Schwartz calls on music generation platforms to implement prevention tools and conduct more extensive safety evaluations. “Red teaming might potentially surface a few of these vulnerabilities and might be done by simulating the behavior of threat actors,” Schwartz said. “Higher moderation of the input and output may also be useful on this case, as it’s going to allow the platforms to dam content before it’s being shared with the user.”
But fixes could prove fleeting as users uncover recent moderation-defeating methods. A few of the AI-generated terrorist propaganda songs ActiveFence identified, for instance, were created using Arabic-language euphemisms and transliterations — euphemisms the music generators didn’t detect, presumably because their filters aren’t strong in Arabic.
AI-generated hateful music is poised to spread far and wide if it follows within the footsteps of other AI-generated media. Wired documented earlier this 12 months how an AI-manipulated clip of Adolf Hitler racked up greater than 15 million views on X after being shared by a far-right conspiracy influencer.
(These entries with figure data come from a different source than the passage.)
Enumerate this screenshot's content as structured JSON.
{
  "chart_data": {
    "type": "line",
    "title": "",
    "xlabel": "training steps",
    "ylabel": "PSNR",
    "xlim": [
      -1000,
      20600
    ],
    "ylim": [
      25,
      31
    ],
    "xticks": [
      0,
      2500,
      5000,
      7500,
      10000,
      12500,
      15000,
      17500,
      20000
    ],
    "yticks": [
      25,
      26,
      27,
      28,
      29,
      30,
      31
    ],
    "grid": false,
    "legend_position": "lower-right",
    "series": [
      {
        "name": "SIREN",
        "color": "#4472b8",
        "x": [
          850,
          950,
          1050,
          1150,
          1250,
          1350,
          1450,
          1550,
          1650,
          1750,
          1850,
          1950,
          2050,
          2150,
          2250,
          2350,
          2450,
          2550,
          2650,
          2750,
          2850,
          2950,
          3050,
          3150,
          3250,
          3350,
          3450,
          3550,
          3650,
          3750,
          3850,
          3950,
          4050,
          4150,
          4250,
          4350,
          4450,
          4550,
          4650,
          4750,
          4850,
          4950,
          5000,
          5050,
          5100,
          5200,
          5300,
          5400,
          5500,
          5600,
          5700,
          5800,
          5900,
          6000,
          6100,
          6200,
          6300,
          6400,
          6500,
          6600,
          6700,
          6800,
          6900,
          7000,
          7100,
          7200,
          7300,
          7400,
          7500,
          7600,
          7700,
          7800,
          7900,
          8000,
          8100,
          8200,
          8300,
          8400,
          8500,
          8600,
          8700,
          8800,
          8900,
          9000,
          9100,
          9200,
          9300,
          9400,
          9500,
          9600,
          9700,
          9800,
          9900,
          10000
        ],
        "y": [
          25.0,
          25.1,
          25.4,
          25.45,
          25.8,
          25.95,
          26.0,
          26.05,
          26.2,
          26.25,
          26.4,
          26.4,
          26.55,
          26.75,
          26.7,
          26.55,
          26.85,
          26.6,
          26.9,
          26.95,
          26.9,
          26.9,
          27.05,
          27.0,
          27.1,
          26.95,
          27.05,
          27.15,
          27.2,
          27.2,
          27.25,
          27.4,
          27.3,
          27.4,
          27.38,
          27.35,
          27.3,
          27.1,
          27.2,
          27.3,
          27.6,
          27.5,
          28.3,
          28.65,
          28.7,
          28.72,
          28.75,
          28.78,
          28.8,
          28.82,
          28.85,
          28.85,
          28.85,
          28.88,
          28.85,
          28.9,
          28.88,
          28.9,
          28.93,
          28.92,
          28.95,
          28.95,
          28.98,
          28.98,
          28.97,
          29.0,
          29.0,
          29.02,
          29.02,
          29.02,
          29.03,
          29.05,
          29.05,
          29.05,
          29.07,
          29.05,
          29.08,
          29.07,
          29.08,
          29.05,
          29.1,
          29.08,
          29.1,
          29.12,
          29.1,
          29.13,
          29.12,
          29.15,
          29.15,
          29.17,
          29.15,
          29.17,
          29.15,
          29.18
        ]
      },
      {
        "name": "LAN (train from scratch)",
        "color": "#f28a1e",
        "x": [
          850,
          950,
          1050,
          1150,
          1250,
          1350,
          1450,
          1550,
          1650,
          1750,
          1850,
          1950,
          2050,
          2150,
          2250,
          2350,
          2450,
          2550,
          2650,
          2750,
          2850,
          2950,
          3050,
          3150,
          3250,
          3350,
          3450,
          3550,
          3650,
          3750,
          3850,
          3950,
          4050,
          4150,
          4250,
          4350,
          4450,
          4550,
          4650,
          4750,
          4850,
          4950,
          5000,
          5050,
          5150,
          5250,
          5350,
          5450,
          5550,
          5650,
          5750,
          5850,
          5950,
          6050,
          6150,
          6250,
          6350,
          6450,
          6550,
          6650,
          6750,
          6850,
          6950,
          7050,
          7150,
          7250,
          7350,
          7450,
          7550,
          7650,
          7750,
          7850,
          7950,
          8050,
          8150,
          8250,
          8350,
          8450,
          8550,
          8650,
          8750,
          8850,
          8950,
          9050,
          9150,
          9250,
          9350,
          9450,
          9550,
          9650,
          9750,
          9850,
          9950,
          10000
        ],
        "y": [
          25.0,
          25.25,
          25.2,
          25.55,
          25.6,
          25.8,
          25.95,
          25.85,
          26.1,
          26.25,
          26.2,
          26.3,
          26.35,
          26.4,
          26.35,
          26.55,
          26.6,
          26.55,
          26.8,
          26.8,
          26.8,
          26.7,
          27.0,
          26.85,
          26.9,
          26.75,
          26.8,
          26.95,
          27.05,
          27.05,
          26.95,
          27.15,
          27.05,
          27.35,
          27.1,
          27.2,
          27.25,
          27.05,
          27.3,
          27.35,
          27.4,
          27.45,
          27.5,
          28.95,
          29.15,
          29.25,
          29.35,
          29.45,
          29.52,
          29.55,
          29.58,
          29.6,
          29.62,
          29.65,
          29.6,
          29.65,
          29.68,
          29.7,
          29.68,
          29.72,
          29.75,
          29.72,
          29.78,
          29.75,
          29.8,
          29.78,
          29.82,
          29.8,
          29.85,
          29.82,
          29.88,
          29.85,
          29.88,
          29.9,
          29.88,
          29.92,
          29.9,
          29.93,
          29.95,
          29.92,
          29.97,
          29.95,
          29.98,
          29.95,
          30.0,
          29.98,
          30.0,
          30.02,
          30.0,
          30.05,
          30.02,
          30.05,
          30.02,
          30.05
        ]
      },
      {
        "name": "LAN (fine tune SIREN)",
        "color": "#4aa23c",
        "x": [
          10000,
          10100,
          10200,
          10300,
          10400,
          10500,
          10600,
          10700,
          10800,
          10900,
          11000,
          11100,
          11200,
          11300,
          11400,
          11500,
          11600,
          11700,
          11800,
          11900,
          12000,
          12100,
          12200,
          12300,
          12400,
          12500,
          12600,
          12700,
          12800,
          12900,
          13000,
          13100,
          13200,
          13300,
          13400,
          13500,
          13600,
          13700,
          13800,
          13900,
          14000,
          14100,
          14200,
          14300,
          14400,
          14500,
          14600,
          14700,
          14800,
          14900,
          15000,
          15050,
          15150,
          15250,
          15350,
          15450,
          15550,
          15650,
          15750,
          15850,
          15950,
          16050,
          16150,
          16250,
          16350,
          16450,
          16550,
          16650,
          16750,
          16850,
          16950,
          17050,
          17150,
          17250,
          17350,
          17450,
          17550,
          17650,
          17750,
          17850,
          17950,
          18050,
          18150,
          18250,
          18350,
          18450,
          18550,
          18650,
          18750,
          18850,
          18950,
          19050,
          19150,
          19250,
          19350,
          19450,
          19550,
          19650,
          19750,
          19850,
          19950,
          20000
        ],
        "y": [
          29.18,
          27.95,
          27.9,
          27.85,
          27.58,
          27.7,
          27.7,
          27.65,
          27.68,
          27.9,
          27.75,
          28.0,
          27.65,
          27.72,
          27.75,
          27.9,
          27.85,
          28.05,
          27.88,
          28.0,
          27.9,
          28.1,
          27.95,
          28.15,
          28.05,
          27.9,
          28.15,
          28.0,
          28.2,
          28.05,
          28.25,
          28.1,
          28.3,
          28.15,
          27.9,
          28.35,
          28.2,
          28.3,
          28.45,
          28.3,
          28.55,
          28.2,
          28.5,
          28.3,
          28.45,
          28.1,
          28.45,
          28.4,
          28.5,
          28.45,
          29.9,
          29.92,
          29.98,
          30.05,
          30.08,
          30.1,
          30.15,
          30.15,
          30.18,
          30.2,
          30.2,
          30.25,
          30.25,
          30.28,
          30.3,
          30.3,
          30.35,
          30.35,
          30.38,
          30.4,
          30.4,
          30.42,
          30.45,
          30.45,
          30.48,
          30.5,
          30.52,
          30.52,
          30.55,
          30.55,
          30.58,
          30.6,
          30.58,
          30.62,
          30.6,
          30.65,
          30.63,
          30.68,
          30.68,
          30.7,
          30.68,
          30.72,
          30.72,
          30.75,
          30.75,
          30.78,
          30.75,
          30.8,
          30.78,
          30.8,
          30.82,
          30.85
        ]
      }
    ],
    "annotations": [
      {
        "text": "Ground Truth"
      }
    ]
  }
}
Amongst other experts, a UN advisory body has expressed concerns that racist, antisemitic, Islamophobic and xenophobic content might be supercharged by generative AI.
“Generative AI services enable users who lack resources or creative and technical skills to construct engaging content and spread ideas that may compete for attention in the worldwide market of ideas,” Schwartz said. “And threat actors, having discovered the creative potential offered by these recent services, are working to bypass moderation and avoid being detected — and so they have been successful.”